His roaming small livestock (goats/sheep) are regularly run over by speeding cars on the main road linking Okahandja to Karibib.  

The ordeal of Dausab is not an isolated scenario, as many generational farmworkers are left to fend for themselves after being evicted from establishments where their parents, grandparents and forefathers came to know as their home.   Nonetheless, the homeless Dausab is still hoping to receive a satisfactory response from local authorities after he had, on numerous occasions, filed failed applications for a resettlement farm, a place he can call home after years of living like a refugee in his motherland. 

In the meantime, the multi-talented Dausab is not resting on his laurels, waiting for manna to fall from heaven. 

He has tabled a commendable enticing business plan to the ministry of agriculture for seed production and currently produces seed at a designated 4.4-hectare piece of land in the government’s pilot programme.   

“Whilst one must applaud the government for the initiative, it is a massive challenge to share a tractor and other equipment with other seed producers because of the long distance between the allocated pieces of land. 

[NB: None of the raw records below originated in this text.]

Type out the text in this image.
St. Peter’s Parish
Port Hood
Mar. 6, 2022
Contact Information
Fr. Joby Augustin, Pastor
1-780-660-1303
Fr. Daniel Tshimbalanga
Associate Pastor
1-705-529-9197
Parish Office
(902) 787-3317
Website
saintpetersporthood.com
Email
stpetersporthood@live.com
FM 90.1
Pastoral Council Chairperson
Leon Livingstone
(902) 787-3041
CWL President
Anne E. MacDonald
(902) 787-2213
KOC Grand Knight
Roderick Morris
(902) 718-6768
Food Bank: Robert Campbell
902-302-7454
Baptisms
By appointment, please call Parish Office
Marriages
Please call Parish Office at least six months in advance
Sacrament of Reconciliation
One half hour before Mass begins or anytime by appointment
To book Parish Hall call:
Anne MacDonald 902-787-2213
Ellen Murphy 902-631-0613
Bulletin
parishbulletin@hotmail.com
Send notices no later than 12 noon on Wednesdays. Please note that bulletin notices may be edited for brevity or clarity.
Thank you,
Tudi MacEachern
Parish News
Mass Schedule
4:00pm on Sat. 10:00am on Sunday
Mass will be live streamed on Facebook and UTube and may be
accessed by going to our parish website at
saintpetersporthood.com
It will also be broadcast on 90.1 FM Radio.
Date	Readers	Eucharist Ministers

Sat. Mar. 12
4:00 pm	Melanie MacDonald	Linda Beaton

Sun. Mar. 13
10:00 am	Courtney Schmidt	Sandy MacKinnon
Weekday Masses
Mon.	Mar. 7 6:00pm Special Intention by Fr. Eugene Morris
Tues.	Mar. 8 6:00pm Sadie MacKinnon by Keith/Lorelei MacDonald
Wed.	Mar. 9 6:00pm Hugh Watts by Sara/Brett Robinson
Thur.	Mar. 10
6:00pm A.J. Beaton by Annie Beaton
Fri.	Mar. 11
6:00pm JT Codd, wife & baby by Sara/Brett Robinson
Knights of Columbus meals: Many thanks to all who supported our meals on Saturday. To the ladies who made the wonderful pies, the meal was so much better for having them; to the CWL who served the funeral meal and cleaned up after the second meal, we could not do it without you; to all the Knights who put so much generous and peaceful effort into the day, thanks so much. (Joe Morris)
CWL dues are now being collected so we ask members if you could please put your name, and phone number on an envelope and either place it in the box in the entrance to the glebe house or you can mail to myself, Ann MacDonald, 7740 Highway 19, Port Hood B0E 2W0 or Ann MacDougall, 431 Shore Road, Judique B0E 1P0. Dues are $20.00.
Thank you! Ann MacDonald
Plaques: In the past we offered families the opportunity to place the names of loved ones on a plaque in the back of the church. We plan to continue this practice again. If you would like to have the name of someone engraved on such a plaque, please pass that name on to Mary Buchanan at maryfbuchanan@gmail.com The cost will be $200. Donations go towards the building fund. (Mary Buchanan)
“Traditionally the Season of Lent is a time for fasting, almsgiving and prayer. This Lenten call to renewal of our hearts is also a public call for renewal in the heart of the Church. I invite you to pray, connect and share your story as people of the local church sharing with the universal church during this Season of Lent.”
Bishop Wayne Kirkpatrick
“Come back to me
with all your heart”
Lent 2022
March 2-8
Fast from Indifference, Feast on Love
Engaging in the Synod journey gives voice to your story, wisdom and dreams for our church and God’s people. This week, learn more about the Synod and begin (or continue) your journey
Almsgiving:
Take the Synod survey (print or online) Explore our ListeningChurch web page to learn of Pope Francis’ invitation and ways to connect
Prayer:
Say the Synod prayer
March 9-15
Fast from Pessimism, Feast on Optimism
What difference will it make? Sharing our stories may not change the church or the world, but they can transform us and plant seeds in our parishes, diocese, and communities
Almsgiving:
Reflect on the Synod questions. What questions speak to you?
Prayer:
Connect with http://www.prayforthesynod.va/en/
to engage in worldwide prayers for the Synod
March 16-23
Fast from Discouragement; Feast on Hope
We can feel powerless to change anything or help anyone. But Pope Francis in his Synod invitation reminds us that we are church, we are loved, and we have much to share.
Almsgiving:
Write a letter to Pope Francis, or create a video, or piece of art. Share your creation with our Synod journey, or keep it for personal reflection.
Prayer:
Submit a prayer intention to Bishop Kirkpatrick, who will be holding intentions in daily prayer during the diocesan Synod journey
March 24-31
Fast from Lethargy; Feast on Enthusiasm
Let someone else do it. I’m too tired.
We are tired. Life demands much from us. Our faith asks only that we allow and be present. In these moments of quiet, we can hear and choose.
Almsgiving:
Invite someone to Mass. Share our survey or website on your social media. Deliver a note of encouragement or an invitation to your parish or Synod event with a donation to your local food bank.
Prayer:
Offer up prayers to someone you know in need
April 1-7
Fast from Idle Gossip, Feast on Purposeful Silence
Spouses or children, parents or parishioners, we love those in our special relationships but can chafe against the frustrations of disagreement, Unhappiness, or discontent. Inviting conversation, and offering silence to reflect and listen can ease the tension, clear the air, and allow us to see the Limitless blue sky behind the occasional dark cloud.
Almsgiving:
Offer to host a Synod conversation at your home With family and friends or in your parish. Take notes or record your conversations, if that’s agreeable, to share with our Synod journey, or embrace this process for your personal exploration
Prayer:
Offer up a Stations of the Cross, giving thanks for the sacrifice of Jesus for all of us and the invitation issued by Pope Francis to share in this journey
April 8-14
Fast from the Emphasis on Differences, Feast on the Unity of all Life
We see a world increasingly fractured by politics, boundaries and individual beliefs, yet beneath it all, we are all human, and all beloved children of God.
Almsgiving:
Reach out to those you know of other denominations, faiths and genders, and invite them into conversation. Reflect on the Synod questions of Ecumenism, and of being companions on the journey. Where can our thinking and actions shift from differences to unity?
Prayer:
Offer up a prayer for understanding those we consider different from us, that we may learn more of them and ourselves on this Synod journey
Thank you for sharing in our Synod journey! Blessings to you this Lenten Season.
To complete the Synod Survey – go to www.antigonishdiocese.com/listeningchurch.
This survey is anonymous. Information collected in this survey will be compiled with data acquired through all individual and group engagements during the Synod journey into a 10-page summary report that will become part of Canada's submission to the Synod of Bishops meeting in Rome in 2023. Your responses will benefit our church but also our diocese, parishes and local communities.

Meanwhile, Dausab, who is illegally squatting in the TransNamib corridor with his spouse, ageing aunt, four siblings and their offspring at his makeshift plot, is still waiting for the promised consignment of equipment. 

Regional councillor for the Okahandja constituency Bethuel Tjaveondja weighed in on the evicted homeless farm worker’s situation. 

“We are fully aware of Dausab’s struggles. He is very handy – and without an iota of doubt, a fantastic livestock farmer. These are the people who should enjoy first preference when it comes to resettlement.”